My pup is now 8 months. When he was about 4 months he used to jump up and nip me on walks. I corrected the behavior and he seems to have stopped, but now, at 8 months he seems to be starting the same behavior, only it seems to be a lot more rebellious, grabbing my hands, gloves anything he can grab! I have had to resort to closing his mouth with my own hand (until he whimpers) and tapping him on he nose with a firm 'no' sometimes, he will still persist.

Just want to know if I'm doing the right then with correcting the behavior, and hope he wont turn around and snap and me in an aggressive way.


----------



## datacan (May 15, 2011)

My dog had similar behavior. I did not discourage him, instead I taught him "off". 
I asked him to jump on me and said "off", kept repeating unlit he learned. 
He rarely does jump now - 11 months old. 

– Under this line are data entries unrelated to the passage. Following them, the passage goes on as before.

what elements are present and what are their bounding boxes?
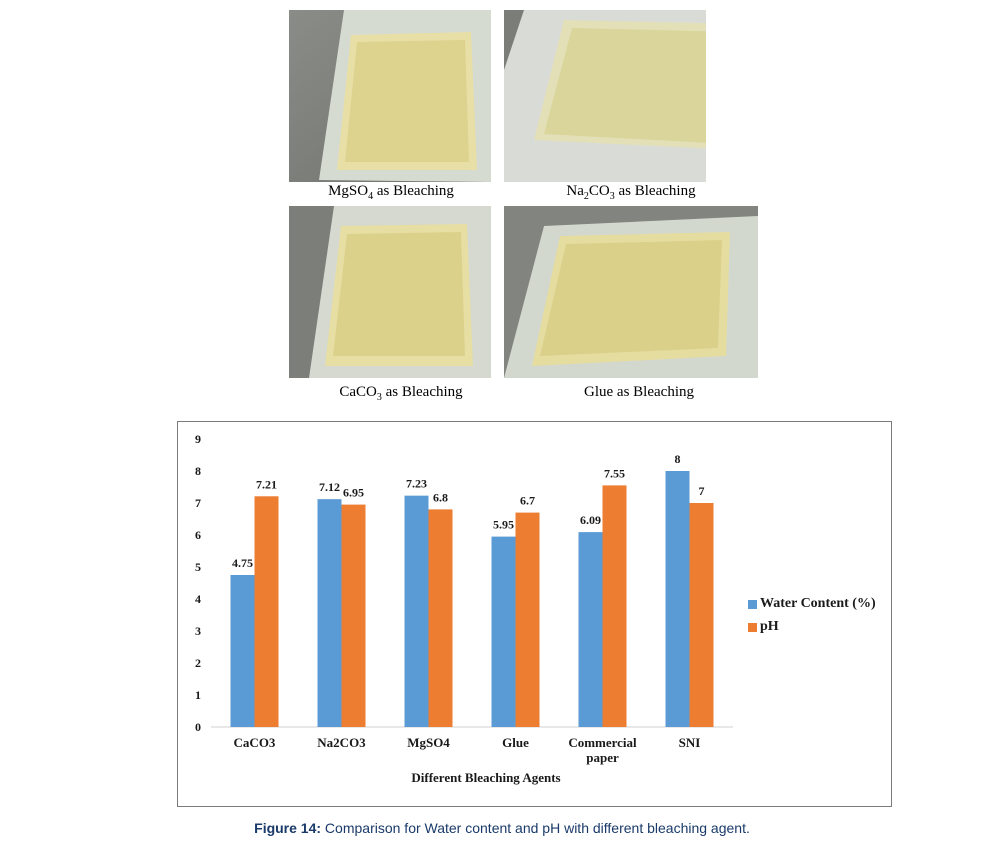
figure-caption-label: Figure 14: — [254, 820, 322, 836]
bar-water — [491, 536, 516, 727]
data-label-water: 4.75 — [232, 556, 253, 570]
bar-ph — [428, 509, 453, 727]
photo-caption-na2co3: Na2CO3 as Bleaching — [566, 183, 696, 202]
x-tick-label: CaCO3 — [234, 735, 276, 750]
bar-water — [317, 499, 342, 727]
photo-caption-glue: Glue as Bleaching — [584, 384, 694, 400]
photo-caco3 — [289, 206, 491, 378]
bar-ph — [341, 504, 366, 727]
x-tick-label: paper — [586, 750, 619, 765]
bar-ph — [515, 512, 540, 727]
bar-ph — [602, 485, 627, 727]
x-tick-label: Glue — [502, 735, 529, 750]
data-label-ph: 6.95 — [343, 486, 364, 500]
data-label-ph: 7.55 — [604, 466, 625, 480]
y-tick-label: 0 — [195, 720, 201, 734]
legend-item-ph: pH — [748, 619, 779, 635]
bar-ph — [689, 503, 714, 727]
data-label-ph: 6.7 — [520, 494, 535, 508]
photo-caption-mgso4: MgSO4 as Bleaching — [328, 183, 454, 202]
bar-water — [404, 495, 429, 727]
y-tick-label: 9 — [195, 432, 201, 446]
x-tick-label: Na2CO3 — [317, 735, 366, 750]
bar-water — [578, 532, 603, 727]
x-tick-label: MgSO4 — [407, 735, 450, 750]
data-label-water: 8 — [675, 452, 681, 466]
x-tick-label: SNI — [679, 735, 701, 750]
photo-mgso4 — [289, 10, 491, 182]
legend-item-water: Water Content (%) — [748, 596, 876, 612]
y-tick-label: 2 — [195, 656, 201, 670]
bar-chart: 0 1 2 3 4 5 6 7 8 9 4.75 7.21 CaCO3 7.12 6.95 Na2CO3 7.2… — [195, 432, 733, 785]
y-tick-label: 4 — [195, 592, 201, 606]
legend-label-ph: pH — [760, 619, 779, 634]
legend-swatch-water — [748, 599, 757, 609]
y-tick-label: 3 — [195, 624, 201, 638]
figure-caption: Figure 14: Comparison for Water content … — [0, 820, 1004, 836]
data-label-ph: 7.21 — [256, 477, 277, 491]
photo-na2co3 — [504, 10, 706, 182]
data-label-water: 5.95 — [493, 518, 514, 532]
legend-label-water: Water Content (%) — [760, 596, 876, 611]
y-tick-label: 7 — [195, 496, 201, 510]
x-axis-title: Different Bleaching Agents — [411, 770, 560, 785]
x-tick-label: Commercial — [568, 735, 637, 750]
data-label-water: 7.12 — [319, 480, 340, 494]
legend-swatch-ph — [748, 622, 757, 632]
y-tick-label: 5 — [195, 560, 201, 574]
y-tick-label: 8 — [195, 464, 201, 478]
bar-ph — [254, 496, 279, 727]
y-tick-label: 6 — [195, 528, 201, 542]
data-label-water: 6.09 — [580, 513, 601, 527]
photo-caption-caco3: CaCO3 as Bleaching — [339, 384, 463, 403]
bar-water — [230, 575, 255, 727]
figure-caption-text: Comparison for Water content and pH with… — [321, 820, 750, 836]
y-tick-label: 1 — [195, 688, 201, 702]
photo-glue — [504, 206, 758, 378]
chart-area: 0 1 2 3 4 5 6 7 8 9 4.75 7.21 CaCO3 7.12 6.95 Na2CO3 7.2… — [177, 421, 892, 807]
data-label-water: 7.23 — [406, 477, 427, 491]
data-label-ph: 6.8 — [433, 490, 448, 504]
data-label-ph: 7 — [699, 484, 705, 498]
bar-water — [665, 471, 690, 727]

Another technique (did not work for me :-[) is to cross the arms and turn away 180 from dog. 

/


----------



## ironman_stittsville (Oct 12, 2011)

I have also stood on the leash so they can't jump up and then ignore them until they settle down. When they do get themselves under control I get off the leash but still no attention for a short time.

Then I start to walk again.

I find that Phoebe "loses her sh*t" when I give her too much attention. When she is particularly excitable I try to reduce the amount of attention that I give her so that she has a better chance of getting herself under control.

My 2 cents,
Rh.


----------